19-4074 Old Volcano Rd
Volcano, HI 96785
Sunday Afternoons 2:45pm – 5:45pm
Looking to expand your horizons and discover a satisfying creative outlet? Cool off in Volcano this summer and join us for camaraderie in clay as we share inspiration and learn from one another at the ceramics studio in the unique rainforest setting of Volcano Art Center Niaulani Campus in Volcano Village.
Teaching artist, Erik Wold, will provide instruction for this class including demonstrations of wheel throwing methods and be available for individualized assistance. Sunday Clay – High Fire!includes instruction in both wheelthrowing and handbuilding techniques. Stoneware clays are used in class and finished with professional quality high fire glazes and fired in a cone 9-10 reduction gas kiln. All skill levels are welcome, from those entirely new to working with clay, to the advanced. Topics will include basic, intermediate and advanced wheelthrowing techniques catered to individual skill level. Handbuilding is also a popular option, including pointers on slab, pinch and coil construction.

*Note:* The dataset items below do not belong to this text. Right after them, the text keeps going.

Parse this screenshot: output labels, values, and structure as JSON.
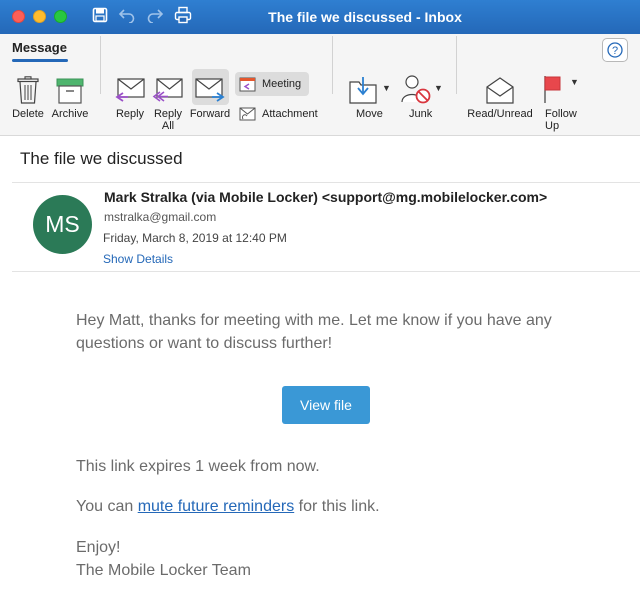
{
  "window": {
    "title": "The file we discussed - Inbox"
  },
  "ribbon": {
    "tab": "Message",
    "buttons": {
      "delete": "Delete",
      "archive": "Archive",
      "reply": "Reply",
      "reply_all": "Reply\nAll",
      "forward": "Forward",
      "meeting": "Meeting",
      "attachment": "Attachment",
      "move": "Move",
      "junk": "Junk",
      "read_unread": "Read/Unread",
      "follow_up": "Follow\nUp"
    }
  },
  "message": {
    "subject": "The file we discussed",
    "avatar_initials": "MS",
    "avatar_color": "#2b7a57",
    "sender": "Mark Stralka (via Mobile Locker) <support@mg.mobilelocker.com>",
    "email": "mstralka@gmail.com",
    "date": "Friday, March 8, 2019 at 12:40 PM",
    "show_details": "Show Details"
  },
  "body": {
    "paragraph1": "Hey Matt, thanks for meeting with me. Let me know if you have any questions or want to discuss further!",
    "view_button": "View file",
    "paragraph2": "This link expires 1 week from now.",
    "paragraph3_prefix": "You can ",
    "paragraph3_link": "mute future reminders",
    "paragraph3_suffix": " for this link.",
    "closing": "Enjoy!",
    "signature": "The Mobile Locker Team"
  },
  "colors": {
    "titlebar": "#2468b8",
    "accent": "#2468b8",
    "button": "#3a98d6"
  }
}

Eight registration slots are open to “wheel throwers”, and three additional places will be open to “hand builders”. Beginners, as well as continuing students are welcome.

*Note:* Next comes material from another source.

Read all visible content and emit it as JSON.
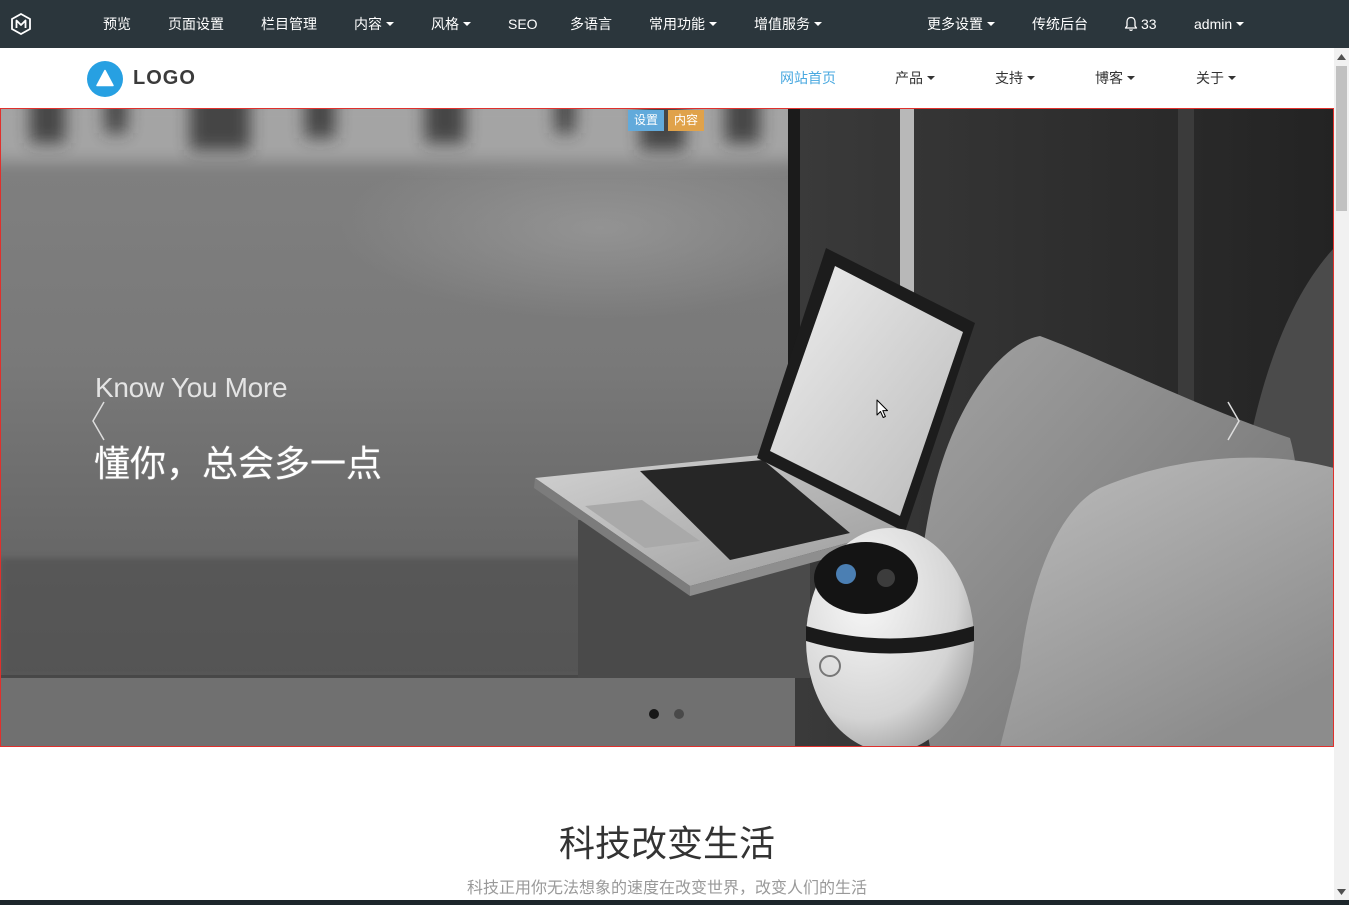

Sunday Clay – High Fire!is an eight-week workshop beginning Sunday, July 7, 2019, through Sunday, September 1, 2019 with no class on August 25. There will be a morning session from 11:30am – 2:30pm or an afternoon session from 2:45pm – 5:45pm.

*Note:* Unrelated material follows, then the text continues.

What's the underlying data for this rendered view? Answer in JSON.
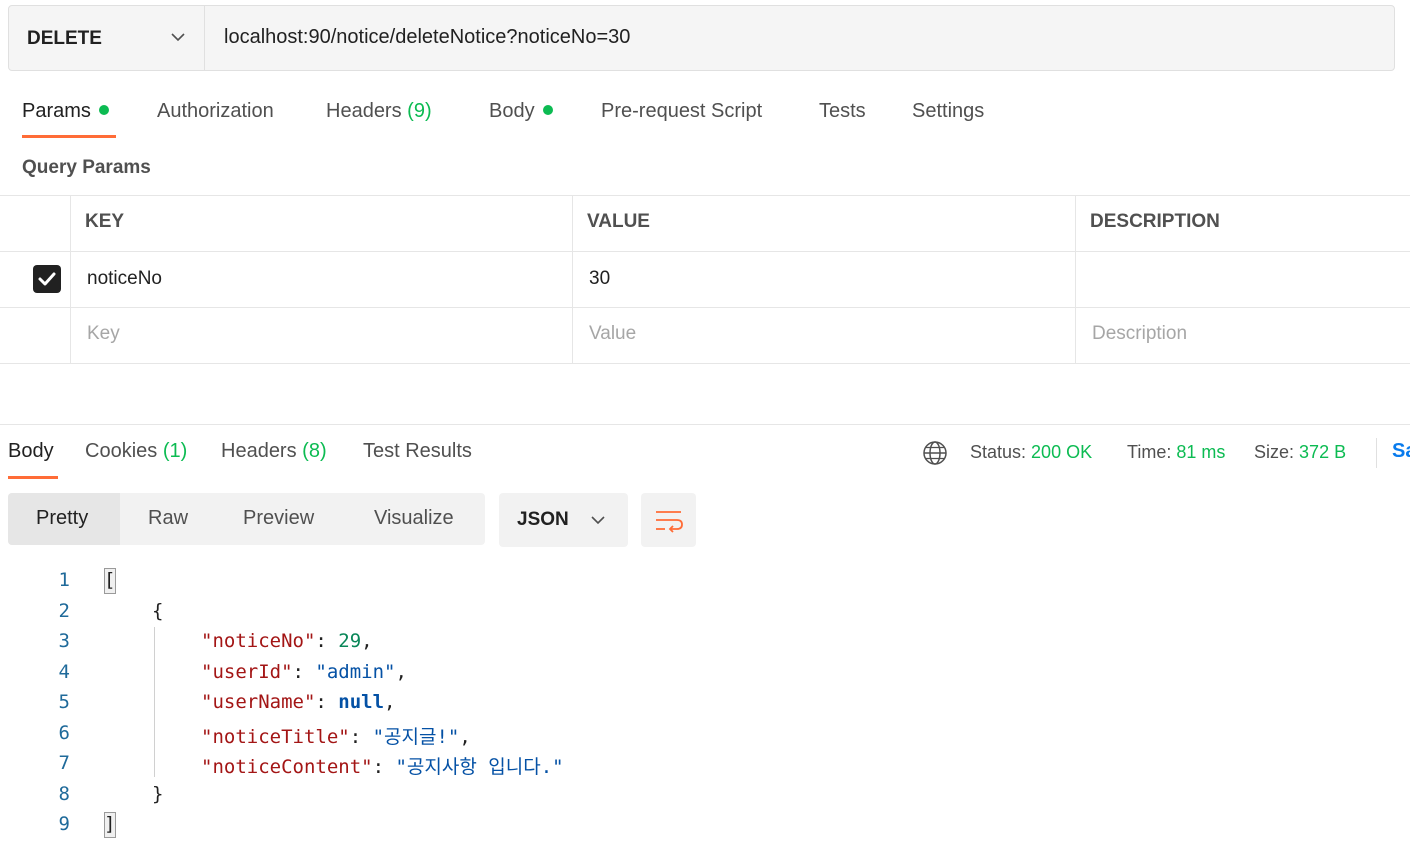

Cost for either session is $200/$180 for VAC Members plus a $15 materials fee for 6 lbs of clay, which includes glazes and firing for that material. Additional clay will be available for purchase.
Open studio time will be available to registered students on Wednesdays from 2 – 5pm. Cost is $10 per day, with tickets available at the Administration Office front desk during business hours. Must be registered for a ceramics class to participate.
Erik Wold studied Art, specializing in Ceramics, at the University of Hawai‘i at Hilo, graduating in 1993. Erik’s primary focus has been creating functional high-fired pottery. Key areas of interest have been in the pottery traditions of Japan and most recently, East African handbuilding methods.